CFD (Contract For Difference – a contract for the difference in price) is an agreement between two parties, typically described as buyer and seller, relating to the value of a particular asset. Under this agreement, the buyer will pay the seller the difference between the current value of an asset and its value at a given time in the future (at the moment of closing the contract) if the value of the asset decreases. If the value of the asset increases, the seller will pay the buyer. Thus, in a Contract for Difference transaction, the side which correctly predicts the direction of price movement gets a profit.
Invented in England, CFDs were initially applied to securities and have now become widely used, thanks to the possibility of avoiding certain taxes in some jurisdictions. Furthermore, CFDs became widespread among private clients as the trading process is substantially simplified and allows for the use of considerable leverage ratios that make speculative trading very profitable.

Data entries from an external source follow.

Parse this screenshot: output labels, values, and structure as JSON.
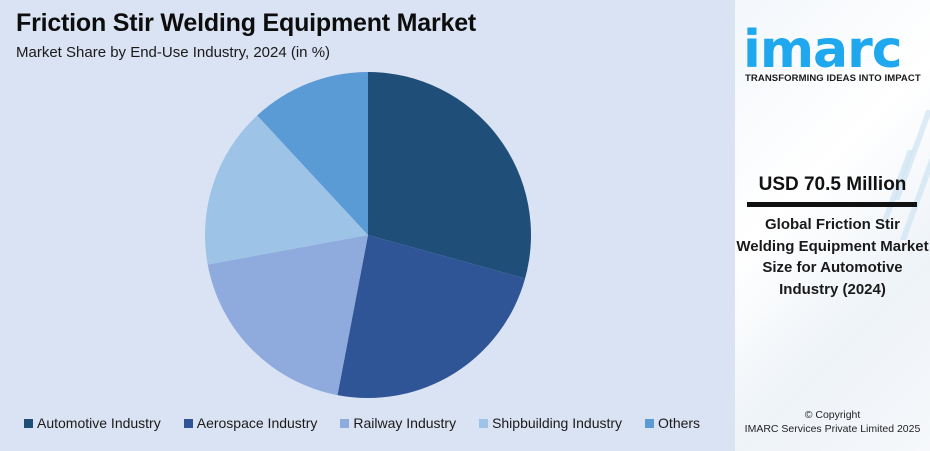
{
  "header": {
    "title": "Friction Stir Welding Equipment Market",
    "subtitle": "Market Share by End-Use Industry, 2024 (in %)"
  },
  "chart_data": {
    "type": "pie",
    "title": "Friction Stir Welding Equipment Market",
    "subtitle": "Market Share by End-Use Industry, 2024 (in %)",
    "categories": [
      "Automotive Industry",
      "Aerospace Industry",
      "Railway Industry",
      "Shipbuilding Industry",
      "Others"
    ],
    "values": [
      29.3,
      23.7,
      19.1,
      16.0,
      11.9
    ],
    "colors": [
      "#1f4e79",
      "#2f5597",
      "#8faadc",
      "#9dc3e6",
      "#5b9bd5"
    ],
    "start_angle": "12 o'clock, clockwise",
    "legend_position": "bottom"
  },
  "legend": {
    "items": [
      {
        "label": "Automotive Industry",
        "color": "#1f4e79"
      },
      {
        "label": "Aerospace Industry",
        "color": "#2f5597"
      },
      {
        "label": "Railway Industry",
        "color": "#8faadc"
      },
      {
        "label": "Shipbuilding Industry",
        "color": "#9dc3e6"
      },
      {
        "label": "Others",
        "color": "#5b9bd5"
      }
    ]
  },
  "sidebar": {
    "logo_text": "imarc",
    "tagline": "TRANSFORMING IDEAS INTO IMPACT",
    "stat_value": "USD 70.5 Million",
    "stat_description": "Global Friction Stir Welding Equipment Market Size for Automotive Industry (2024)",
    "copyright_line1": "© Copyright",
    "copyright_line2": "IMARC Services Private Limited 2025",
    "brand_color": "#1fa8ee"
  }
}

Using CFDs allows for trading of a considerable number of various financial instruments such as currencies, stocks, stock indexes, commodities, raw materials, metals, etc., and, as a rule such trading can be done from one account. The cost per trade with CFDs is much lower compared to real assets, leverage ratios are greater, the requirements are simpler, and traders can trade in any instruments such as futures, options, SPOT and so forth. As a rule, CFD contracts have a real basis and their price corresponds precisely to the basic asset price. TheProfit/Loss under an open contract is recalculated constantly and in real time and is displayed in your trading terminal.
One important advantage of CFDs is that you can trade in any direction; that is, you can open both long and short positions.